C’est clair qu’il y a une urgence écologique, et de plus en plus. Le système capitaliste ne permet pas de prendre en compte cette urgence, alors qu’il devrait être possible de vivre en harmonie avec la nature ! Ironiquement, j’ai reçu le premier exemplaire du livre en fin août, le jour où les journaux titraient tous sur la destruction par les flammes de la forêt amazonienne.

Et en même temps, c’est un livre très doux.

Oui. Je voulais alerter les enfants sur les dommages que l’homme cause à la nature, mais en adoptant un ton qui ne renonce pas à l’onirisme, au rêve, et qui montre surtout la beauté de cette nature, sa force. Parce que la puissance onirique, la puissance de l’imaginaire, tous les enfants la portent en eux et elle est en lien avec la nature.

C’est donc ta mère qui a fait les illustrations, ta fille qui a servi de modèle pour les peintures… est-ce que c’est un livre qui parle de transmission ?

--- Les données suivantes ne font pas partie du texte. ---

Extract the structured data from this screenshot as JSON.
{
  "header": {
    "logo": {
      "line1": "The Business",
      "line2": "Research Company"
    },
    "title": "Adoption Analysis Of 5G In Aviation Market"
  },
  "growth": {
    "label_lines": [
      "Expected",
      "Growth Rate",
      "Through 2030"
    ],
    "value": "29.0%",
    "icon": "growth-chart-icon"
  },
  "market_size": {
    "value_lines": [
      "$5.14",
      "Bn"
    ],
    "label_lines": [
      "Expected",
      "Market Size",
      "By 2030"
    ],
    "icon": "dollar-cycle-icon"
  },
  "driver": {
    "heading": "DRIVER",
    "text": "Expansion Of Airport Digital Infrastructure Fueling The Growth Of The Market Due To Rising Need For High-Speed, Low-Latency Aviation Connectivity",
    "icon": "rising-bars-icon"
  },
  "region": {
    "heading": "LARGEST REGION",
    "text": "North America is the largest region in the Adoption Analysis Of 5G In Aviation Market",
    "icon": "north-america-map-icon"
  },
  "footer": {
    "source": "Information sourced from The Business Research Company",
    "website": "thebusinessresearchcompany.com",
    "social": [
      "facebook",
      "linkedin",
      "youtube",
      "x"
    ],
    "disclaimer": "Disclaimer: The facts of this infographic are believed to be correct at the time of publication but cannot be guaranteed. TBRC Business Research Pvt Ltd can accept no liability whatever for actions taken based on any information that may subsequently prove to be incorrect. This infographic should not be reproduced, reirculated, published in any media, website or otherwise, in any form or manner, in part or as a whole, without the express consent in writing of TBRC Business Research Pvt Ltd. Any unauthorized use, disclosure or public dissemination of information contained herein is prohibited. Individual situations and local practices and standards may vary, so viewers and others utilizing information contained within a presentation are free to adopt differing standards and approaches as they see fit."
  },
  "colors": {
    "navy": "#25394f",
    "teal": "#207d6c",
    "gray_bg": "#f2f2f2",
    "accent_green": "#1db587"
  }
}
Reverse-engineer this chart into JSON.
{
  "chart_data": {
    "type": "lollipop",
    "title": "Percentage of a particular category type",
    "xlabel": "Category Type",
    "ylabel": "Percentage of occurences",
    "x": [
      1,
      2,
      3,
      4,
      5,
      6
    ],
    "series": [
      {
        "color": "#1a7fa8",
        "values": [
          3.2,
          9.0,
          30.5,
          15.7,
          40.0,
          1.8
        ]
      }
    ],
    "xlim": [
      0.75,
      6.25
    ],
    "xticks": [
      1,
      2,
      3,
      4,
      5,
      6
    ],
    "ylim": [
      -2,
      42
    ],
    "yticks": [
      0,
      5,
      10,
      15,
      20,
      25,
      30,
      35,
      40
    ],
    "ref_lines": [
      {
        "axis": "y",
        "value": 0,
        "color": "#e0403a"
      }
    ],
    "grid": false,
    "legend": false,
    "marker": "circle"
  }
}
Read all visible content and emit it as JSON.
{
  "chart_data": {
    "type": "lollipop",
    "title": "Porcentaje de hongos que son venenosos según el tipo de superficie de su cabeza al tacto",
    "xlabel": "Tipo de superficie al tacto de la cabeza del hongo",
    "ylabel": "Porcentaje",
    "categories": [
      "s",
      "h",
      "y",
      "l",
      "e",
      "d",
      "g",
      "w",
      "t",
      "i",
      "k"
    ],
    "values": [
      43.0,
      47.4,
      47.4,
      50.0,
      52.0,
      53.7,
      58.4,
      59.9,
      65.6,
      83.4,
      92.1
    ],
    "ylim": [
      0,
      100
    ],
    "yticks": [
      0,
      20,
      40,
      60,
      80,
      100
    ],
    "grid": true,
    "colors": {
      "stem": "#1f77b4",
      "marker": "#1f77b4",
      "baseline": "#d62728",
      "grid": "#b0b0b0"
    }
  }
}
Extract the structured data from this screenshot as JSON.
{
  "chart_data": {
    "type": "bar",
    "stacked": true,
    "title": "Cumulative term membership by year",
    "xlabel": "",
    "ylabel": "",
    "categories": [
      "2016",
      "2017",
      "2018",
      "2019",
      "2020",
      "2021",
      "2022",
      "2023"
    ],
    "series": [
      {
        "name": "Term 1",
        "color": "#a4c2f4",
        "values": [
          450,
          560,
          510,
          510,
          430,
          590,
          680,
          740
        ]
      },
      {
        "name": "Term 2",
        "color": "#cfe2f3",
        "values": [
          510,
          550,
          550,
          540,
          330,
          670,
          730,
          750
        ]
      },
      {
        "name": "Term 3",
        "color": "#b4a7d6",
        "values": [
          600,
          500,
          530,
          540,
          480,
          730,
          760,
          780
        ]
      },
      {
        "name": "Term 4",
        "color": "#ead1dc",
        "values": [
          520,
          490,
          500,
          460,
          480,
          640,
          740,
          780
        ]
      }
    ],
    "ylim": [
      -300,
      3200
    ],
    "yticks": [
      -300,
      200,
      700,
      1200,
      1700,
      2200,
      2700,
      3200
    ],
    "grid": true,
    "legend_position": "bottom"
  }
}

Cela parle surtout de résistance. La nature est belle, elle est foisonnante, elle se défend, elle ressurgit. Dans le livre, c’est un arbre qui s’adresse à la petite fille. Pour moi c’est important. Je voulais que pour une fois ce ne soient pas les hommes qui parlent à la place des arbres. Je me suis dit : si un arbre pouvait parler à une enfant, qu’est-ce qu’il dirait ? Il dirait : « S’il te plaît, aide-moi ! ». Cela rejoint les slogans de la COP 21 : « Nous sommes la nature qui se défend ! » La nature ne peut pas se défendre elle-même, alors il faut l’incarner, lui donner la parole.

Après, oui, c’est vrai que j’ai voulu transmettre certaines idées. On raconte tellement de choses aux enfants ! Ils sont, comme nous, soumis à la société de consommation, à la société des images. J’ai voulu leur parler de la résistance à la société de consommation, j’ai cherché à leur donner envie d’être acteurs des choses. C’est un livre qui veut faire rêver les enfants, mais pas seulement : c’est aussi fait pour leur donner envie d’agir.